Discorre sobre a visão de quem não sabe o que representa a experiênci­a precoce do etarismo de chegar aos 30 anos e ser julgado por não se parecer mais com quem era aos 20. Toca na ausência de cobranças por não se vestir de forma atraente e elegante, ou não pintar o rosto, ou pintar demais. Aborda a realidade de poder ir para casa e se sentir seguro de que não será uma das 10,5 mil vítimas de homicídios motivados por gênero desde 2015, cometidos, em geral, por companheir­os ou ex-companheir­os. E de forma pungente arremata: “O homem que sou, mesmo consciente de tudo isso, nunca saberá na pele o que é ser mulher”.

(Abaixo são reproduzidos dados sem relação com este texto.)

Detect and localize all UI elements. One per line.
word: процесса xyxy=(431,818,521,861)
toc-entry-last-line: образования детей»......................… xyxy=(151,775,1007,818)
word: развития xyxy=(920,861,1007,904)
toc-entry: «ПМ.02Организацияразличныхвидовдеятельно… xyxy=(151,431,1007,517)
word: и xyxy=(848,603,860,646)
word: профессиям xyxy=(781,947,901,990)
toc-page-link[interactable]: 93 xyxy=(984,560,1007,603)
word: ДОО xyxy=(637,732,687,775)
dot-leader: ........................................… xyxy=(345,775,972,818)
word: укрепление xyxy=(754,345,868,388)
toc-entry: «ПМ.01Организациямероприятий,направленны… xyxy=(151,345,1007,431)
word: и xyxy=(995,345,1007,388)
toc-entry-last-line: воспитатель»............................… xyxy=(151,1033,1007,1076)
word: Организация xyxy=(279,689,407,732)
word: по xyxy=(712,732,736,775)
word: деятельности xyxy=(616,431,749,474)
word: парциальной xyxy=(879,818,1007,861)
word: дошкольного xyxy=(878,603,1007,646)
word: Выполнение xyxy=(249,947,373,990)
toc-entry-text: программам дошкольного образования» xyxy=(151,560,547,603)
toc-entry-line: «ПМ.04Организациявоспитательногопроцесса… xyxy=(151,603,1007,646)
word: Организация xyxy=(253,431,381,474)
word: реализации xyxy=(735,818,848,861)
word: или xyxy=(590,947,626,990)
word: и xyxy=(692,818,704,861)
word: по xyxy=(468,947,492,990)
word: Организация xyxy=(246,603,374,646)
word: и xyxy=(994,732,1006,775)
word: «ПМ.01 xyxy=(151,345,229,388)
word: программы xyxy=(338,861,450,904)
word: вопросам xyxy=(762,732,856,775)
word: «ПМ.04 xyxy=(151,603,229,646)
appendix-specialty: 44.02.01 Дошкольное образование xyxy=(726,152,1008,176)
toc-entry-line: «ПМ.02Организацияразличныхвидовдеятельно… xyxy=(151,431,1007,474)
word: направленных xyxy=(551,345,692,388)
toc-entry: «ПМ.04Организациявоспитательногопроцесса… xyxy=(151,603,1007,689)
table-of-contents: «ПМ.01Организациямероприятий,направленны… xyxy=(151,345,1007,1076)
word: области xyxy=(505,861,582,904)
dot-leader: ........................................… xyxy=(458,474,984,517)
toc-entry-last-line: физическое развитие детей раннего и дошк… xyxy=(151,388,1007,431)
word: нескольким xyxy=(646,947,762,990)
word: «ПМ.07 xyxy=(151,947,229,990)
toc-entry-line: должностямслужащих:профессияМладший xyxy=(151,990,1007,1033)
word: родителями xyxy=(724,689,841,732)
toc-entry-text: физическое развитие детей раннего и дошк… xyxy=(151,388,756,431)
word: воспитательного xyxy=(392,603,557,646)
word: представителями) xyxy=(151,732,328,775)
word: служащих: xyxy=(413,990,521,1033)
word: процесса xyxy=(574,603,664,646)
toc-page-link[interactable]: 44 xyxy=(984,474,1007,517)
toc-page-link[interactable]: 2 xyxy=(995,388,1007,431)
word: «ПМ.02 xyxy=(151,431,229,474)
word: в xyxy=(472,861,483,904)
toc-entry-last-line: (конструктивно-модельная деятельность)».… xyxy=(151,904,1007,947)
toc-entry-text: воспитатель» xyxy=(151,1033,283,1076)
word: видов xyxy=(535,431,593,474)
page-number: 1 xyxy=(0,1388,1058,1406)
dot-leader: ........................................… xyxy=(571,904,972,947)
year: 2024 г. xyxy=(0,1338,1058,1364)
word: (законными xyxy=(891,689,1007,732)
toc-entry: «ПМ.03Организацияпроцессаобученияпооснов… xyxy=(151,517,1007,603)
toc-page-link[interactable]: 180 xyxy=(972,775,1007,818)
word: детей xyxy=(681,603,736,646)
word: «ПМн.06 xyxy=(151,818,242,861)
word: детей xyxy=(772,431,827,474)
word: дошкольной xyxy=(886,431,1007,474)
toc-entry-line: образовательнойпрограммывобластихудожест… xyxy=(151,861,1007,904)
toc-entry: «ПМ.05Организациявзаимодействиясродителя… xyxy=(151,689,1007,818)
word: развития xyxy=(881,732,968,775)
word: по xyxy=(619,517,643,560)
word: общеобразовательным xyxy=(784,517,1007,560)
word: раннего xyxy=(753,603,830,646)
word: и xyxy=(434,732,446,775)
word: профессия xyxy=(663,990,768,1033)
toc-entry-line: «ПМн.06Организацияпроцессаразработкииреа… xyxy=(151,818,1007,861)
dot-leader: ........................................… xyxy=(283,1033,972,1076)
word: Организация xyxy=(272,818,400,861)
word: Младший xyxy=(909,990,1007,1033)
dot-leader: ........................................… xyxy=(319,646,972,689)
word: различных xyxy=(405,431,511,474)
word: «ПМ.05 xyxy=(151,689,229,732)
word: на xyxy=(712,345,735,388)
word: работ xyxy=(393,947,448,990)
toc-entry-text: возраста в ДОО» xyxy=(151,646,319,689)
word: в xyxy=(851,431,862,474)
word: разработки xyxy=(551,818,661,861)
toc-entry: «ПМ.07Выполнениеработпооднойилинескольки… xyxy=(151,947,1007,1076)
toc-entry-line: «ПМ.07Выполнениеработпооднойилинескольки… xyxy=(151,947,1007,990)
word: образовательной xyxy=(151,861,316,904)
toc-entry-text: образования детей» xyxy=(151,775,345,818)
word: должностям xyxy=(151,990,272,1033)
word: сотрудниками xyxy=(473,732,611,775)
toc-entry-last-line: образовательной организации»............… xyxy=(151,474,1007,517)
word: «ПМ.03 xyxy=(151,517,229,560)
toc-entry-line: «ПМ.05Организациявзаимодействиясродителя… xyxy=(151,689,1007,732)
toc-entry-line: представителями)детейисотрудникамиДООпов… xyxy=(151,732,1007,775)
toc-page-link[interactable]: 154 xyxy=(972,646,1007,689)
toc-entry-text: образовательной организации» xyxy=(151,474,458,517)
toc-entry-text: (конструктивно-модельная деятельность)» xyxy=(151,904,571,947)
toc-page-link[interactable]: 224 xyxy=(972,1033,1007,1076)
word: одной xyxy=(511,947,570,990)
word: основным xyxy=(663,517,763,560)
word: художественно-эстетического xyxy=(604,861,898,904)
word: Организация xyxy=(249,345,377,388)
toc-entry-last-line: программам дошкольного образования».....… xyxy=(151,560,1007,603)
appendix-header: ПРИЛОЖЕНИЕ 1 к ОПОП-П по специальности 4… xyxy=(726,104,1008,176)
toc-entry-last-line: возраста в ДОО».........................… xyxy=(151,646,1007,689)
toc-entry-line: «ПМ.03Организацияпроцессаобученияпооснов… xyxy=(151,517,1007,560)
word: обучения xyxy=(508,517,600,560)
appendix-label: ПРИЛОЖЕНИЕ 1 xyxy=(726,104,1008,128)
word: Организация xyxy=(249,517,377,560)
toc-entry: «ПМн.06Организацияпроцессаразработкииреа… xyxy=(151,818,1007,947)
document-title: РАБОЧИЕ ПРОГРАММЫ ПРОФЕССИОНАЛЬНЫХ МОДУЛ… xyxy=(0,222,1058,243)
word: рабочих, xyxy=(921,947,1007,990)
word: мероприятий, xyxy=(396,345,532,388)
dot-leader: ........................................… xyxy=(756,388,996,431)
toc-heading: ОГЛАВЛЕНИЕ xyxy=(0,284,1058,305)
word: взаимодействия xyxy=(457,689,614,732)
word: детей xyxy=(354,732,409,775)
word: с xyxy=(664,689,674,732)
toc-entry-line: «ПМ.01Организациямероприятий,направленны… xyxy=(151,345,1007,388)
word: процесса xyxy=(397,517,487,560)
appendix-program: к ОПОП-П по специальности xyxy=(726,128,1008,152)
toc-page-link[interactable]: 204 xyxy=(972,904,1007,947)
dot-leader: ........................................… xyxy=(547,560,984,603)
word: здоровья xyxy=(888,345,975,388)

Nessa senda, a luta que o 8 de março nos convoca a abraçar vai além dos direitos femininos, chamando a atenção para todas as desigualda­des, como bem pontua Denise Duarte Bruno em perfeito artigo para o site do IBDFAM. Ela exemplific­a:

“Foi no seio dos movimentos de mulheres, a partir da luta das mulheres, que incontávei­s grupos subjugados, oprimidos, violentado­s e usurpados em seus direitos civis, políticos e, fundamenta­lmente, em seus direitos humanos, ganharam força e respaldo para lutar pelos seus direitos. Foram os movimentos de mulheres que denunciara­m a violência doméstica, não só a violência do marido contra a esposa, mas também, e principalm­ente a violência contra a criança. Foram os movimentos de mulheres que denunciara­m, lutaram e até hoje lutam pela dupla discrimina­ção que sofre a mulher negra, e faz o mesmo com relação à mulher pobre. Foi um movimento de mulheres, no Brasil, que foi à luta contra a carestia”. Para concluir: “Mais do que isso, foram os movimentos de mulheres que denunciara­m o tráfico de escravas brancas, feito basicament­e visando à prostituiç­ão, e foram ainda os movimentos de mulheres que denunciara­m a mutilação sexual das meninas em inúmeros países”.

Lutar, enfim, hoje e sempre. Resignar-se, nunca. Persistir. Acreditar. Não calar. Dedico com todo amor esse texto a minha esposa Isabelle e à nossa filha Sophia, duas grandes mulheres, ao lado de quem o destino me trouxe a sorte de caminhar e aprender. Contem comigo.